Gabriel tamborilava impaciente os dedos no teclado de seu notebook. Não sabia o que escrever, precisava mandar um artigo para o jornal local, senão ficaria sem o dinheiro para pagar o aluguel de seu apartamento, e desse jeito ficaria devendo mais três meses. Era ruim ter de subir o elevador torcendo para que a senhoria não aparecesse no próximo andar. Entretanto, não sabia o que escrever, sentia-se inválido olhando as tantas letras desenhadas no teclado e nada em sua mente.
Observou rapidamente em volta esperando a garçonete chegar com suas batatas-fritas, mas ela ainda se demorava na mesa vizinha. Toda aquela tensão estava matando-o, e uma vozinha que vinha de dentro dele dizia que as batatas chegariam moles e frias.
Gabriel guardou o notebook na mochila e ficou esperando com os cotovelos sobre a mesa. Era um bocado estranho a vida que tinha: morava num apartamento ruim, seu salário era um fiasco, não tinha amigos e mais ninguém para passar o tempo (tinha o Douglas, um vizinho chato e espinhento, mas ele não contava na lista porque Gabriel nunca gostou da presença dele), não tinha sequer um peixe ou um gato.
Continuou com seus olhos observando o lugar. O porteiro tinha uma cara azeda, comprida demais e um nariz muito fino. Talvez fosse porque ele desejava tanto sumir dali, que seu rosto estava desaparecendo aos poucos. Tsc, besteira. A garçonete era lerda e meio desengonçada sempre parecendo que vai derrubar a bandeja.

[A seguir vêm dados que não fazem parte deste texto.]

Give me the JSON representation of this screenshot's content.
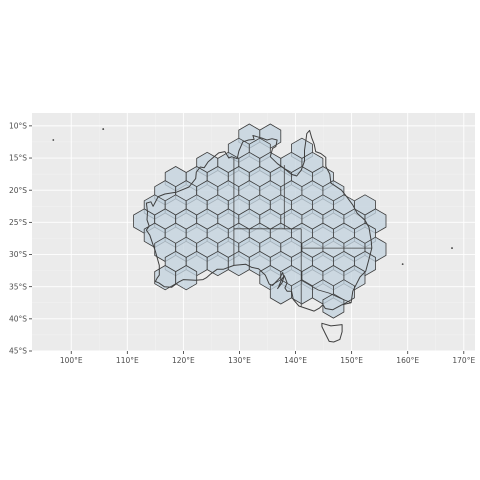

A única coisa boa de se olhar naquela lanchonete era uma moça que bebia um
frappuccino na mesa da frente. Ela não tinha visto Gabriel em momento algum, e parecia muito concentrada num livro. Provavelmente se tratava daqueles romances lixos que se encontram aos montes por aí vendendo, alguma coisa com um mocinho e uma mocinha, etc.
Gabriel ficou meio enojado, ela perdia alguns pontos por causa do livro, mas ainda era uma coisa boa de se olhar, seu rosto era redondo e tinha uma boca pequena pintada de rosa (o batom deixava marcas no canudo cada vez que ela bebia o
frappuccino). A moça havia permanecido imóvel todo aquele momento, até que se mexeu por dois segundos, iluminando os olhos de Gabriel. "

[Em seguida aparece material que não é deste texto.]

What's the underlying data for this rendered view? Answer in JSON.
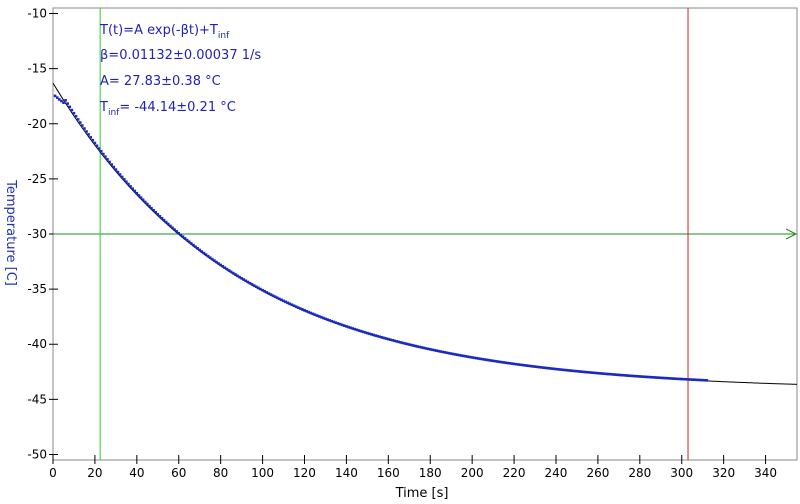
{
  "chart_data": {
    "type": "scatter",
    "title": "",
    "xlabel": "Time [s]",
    "ylabel": "Temperature [C]",
    "xlim": [
      0,
      355
    ],
    "ylim": [
      -50.5,
      -9.5
    ],
    "x_ticks": [
      0,
      20,
      40,
      60,
      80,
      100,
      120,
      140,
      160,
      180,
      200,
      220,
      240,
      260,
      280,
      300,
      320,
      340
    ],
    "y_ticks": [
      -10,
      -15,
      -20,
      -25,
      -30,
      -35,
      -40,
      -45,
      -50
    ],
    "grid": false,
    "colors": {
      "data": "#1a2bc0",
      "fit": "#000000",
      "start_marker": "#33cc33",
      "end_marker": "#cc2222",
      "reference_line": "#228822",
      "ylabel": "#2233bb"
    },
    "measured": {
      "x_range": [
        1,
        312
      ],
      "sample_step": 1,
      "model": "A*exp(-beta*t)+T_inf"
    },
    "fit": {
      "A": 27.83,
      "A_err": 0.38,
      "beta": 0.01132,
      "beta_err": 0.00037,
      "T_inf": -44.14,
      "T_inf_err": 0.21,
      "x_range": [
        0,
        355
      ]
    },
    "vertical_markers": [
      {
        "x": 22.5,
        "color": "green"
      },
      {
        "x": 303,
        "color": "red"
      }
    ],
    "horizontal_line": {
      "y": -30,
      "arrow": "right"
    },
    "annotations": {
      "formula_prefix": "T(t)=A exp(-βt)+T",
      "formula_sub": "inf",
      "beta_line": "β=0.01132±0.00037 1/s",
      "a_line": "A= 27.83±0.38 °C",
      "tinf_prefix": "T",
      "tinf_sub": "inf",
      "tinf_value": "= -44.14±0.21 °C"
    }
  }
}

Hermann Hesse". Talvez ela seja alguém que valha a pena conhecer.
A moça começou a tamborilar os dedos na mesa e ele pôde notar que ela usava fones de ouvido (antes os cabelos os escondiam), era ritmado e parecia que ela imitava discretamente o som de uma bateria.
Os olhos dele se iluminaram mais. E se ele se aproximasse perguntando qual banda ela estava escutando? Ou perguntando qual era o livro que estava lendo?
Gabriel levantou-se e andou em direção ao banheiro, nunca havia se preocupado com isso antes, mas o seu cabelo estava emaranhado e desleixado. Passou as mãos pelos fios, e quando achou que estava melhor, pôs-se a andar em direção às mesas.
A primeira coisa que notou ao voltar foram as batatas-fritas. Todas douradas e quentes (dava para ver a fumaça). Ele havia se enganado quanto ao lugar.
A segunda coisa é que a moça ainda estava ali, mas ela podia esperar, Gabriel estava com bastante fome para conversar.
Foi quando ele pegou a primeira batata que a garçonete apareceu pedindo desculpas (e chamando-o de senhor!). Aquela não era a porção dele. Aquelas batatas lindas e douradas! Não, a porção dele foi posta na mesa segundos depois. Feias e murchas, provavelmente mornas e sem sal. Eram amareladas e suas pontas eram marrons. Gabriel não sabia como reagir, pois todos os seus pensamentos se desligaram com a rebelião que seu estômago fez. Não comeria aquela porcaria!
Levantou-se sem paciência e falaria umas poucas e boas (frase velha, mas ele não sabia o que pensar na hora) ao gerente daquela droga de lanchonete, mas mudou de ideia quando a moça andou em sua direção e propôs que dividissem as batatas-fritas.